|Project by Don Butler||posted 03-02-2009 05:41 PM||7284 views||2 times favorited||26 comments|
Either Sears, Roebuck & Co. or Montgomery Ward had this piece built in South Bend, IN just after the turn of the 20th century. The page shown in the Sears catalog is from the 1904 edition. I believe this is the Motgomery Ward cabinet.
The cabinet was seriously abused by all the former owners and was heavily coated with nine coats of badly applied paint of various colors. I gather the first finish was a thinly applied, colored varnish over the maple/poplar wood used to make it. The joinery was decently done but no glue or screws were used, not even where dowels were used and the joints at the corners and dado joints were NAILED! Seriously!
Much of the wood was worn out, especially the drawer sides where they slid against the cabinetry. Some parts had to be replaced with carefully copied woodwork.
The original work top was gone. In its place was poplar planks nailed onto the casework and covered with old, oil based linoleum.
Since my wife wanted a French Country theme in the kitchen, and since the woodwork in the cabinet was so dinged and dented, we painted it a buttery yellow with an antique looking blue trim. I added some scrollwork fancies on the sides of the topper because I felt it was too plain.

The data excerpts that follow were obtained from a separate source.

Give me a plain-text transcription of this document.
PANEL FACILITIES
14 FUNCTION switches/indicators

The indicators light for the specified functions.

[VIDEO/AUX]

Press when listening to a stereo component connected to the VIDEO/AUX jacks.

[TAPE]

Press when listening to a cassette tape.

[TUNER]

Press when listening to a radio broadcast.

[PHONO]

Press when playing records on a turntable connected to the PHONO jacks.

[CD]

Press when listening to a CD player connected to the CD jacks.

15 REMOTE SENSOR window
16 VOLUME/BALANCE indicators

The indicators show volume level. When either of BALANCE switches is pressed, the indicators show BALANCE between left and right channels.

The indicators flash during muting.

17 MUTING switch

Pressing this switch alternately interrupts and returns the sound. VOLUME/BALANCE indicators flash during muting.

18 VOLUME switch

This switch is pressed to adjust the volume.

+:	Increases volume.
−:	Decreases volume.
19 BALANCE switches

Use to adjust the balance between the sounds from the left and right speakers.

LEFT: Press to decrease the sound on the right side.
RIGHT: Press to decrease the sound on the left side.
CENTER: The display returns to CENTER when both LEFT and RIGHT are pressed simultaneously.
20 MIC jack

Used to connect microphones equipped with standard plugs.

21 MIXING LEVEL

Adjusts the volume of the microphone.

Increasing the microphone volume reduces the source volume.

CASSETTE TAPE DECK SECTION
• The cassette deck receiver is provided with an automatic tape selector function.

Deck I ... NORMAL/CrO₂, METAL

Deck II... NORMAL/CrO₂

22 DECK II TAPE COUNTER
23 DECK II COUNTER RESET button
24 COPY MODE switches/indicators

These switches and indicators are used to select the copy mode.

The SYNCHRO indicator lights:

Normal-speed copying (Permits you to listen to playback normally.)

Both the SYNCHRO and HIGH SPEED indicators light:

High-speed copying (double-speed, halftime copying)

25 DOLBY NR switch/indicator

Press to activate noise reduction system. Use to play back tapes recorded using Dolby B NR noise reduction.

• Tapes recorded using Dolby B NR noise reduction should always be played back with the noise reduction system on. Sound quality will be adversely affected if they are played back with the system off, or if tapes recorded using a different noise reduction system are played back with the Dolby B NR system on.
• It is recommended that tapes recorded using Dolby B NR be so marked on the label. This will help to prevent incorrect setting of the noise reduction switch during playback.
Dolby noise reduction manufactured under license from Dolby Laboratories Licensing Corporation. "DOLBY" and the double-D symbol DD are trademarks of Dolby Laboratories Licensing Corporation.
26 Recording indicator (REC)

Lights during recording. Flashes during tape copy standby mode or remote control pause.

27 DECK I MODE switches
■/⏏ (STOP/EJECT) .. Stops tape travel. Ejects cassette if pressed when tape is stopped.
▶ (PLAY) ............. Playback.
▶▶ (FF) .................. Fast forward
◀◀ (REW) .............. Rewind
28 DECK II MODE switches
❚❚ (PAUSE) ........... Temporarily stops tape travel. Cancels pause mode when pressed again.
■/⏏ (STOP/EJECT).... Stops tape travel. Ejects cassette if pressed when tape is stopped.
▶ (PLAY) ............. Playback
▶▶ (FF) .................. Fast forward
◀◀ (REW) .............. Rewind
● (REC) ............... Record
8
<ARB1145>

The ugly work top replacement was tossed out and a beautiful, custom made piece of granite was used instead.
One of the legs was unusable and a new one was made and then new ends were made for all four of them. They were designed to fit plastic low friction slider pads and made wider to spread the, now heavier, weight of the unit.
New die cast, nickle plated hinges were installed on the doors.
Low profile electrical receptacles were installed in the back panel.
It took most of a Summer and Autumn to do the work.
I’m happy with it and, most importantly, She Who Buys Me Tools is pleased.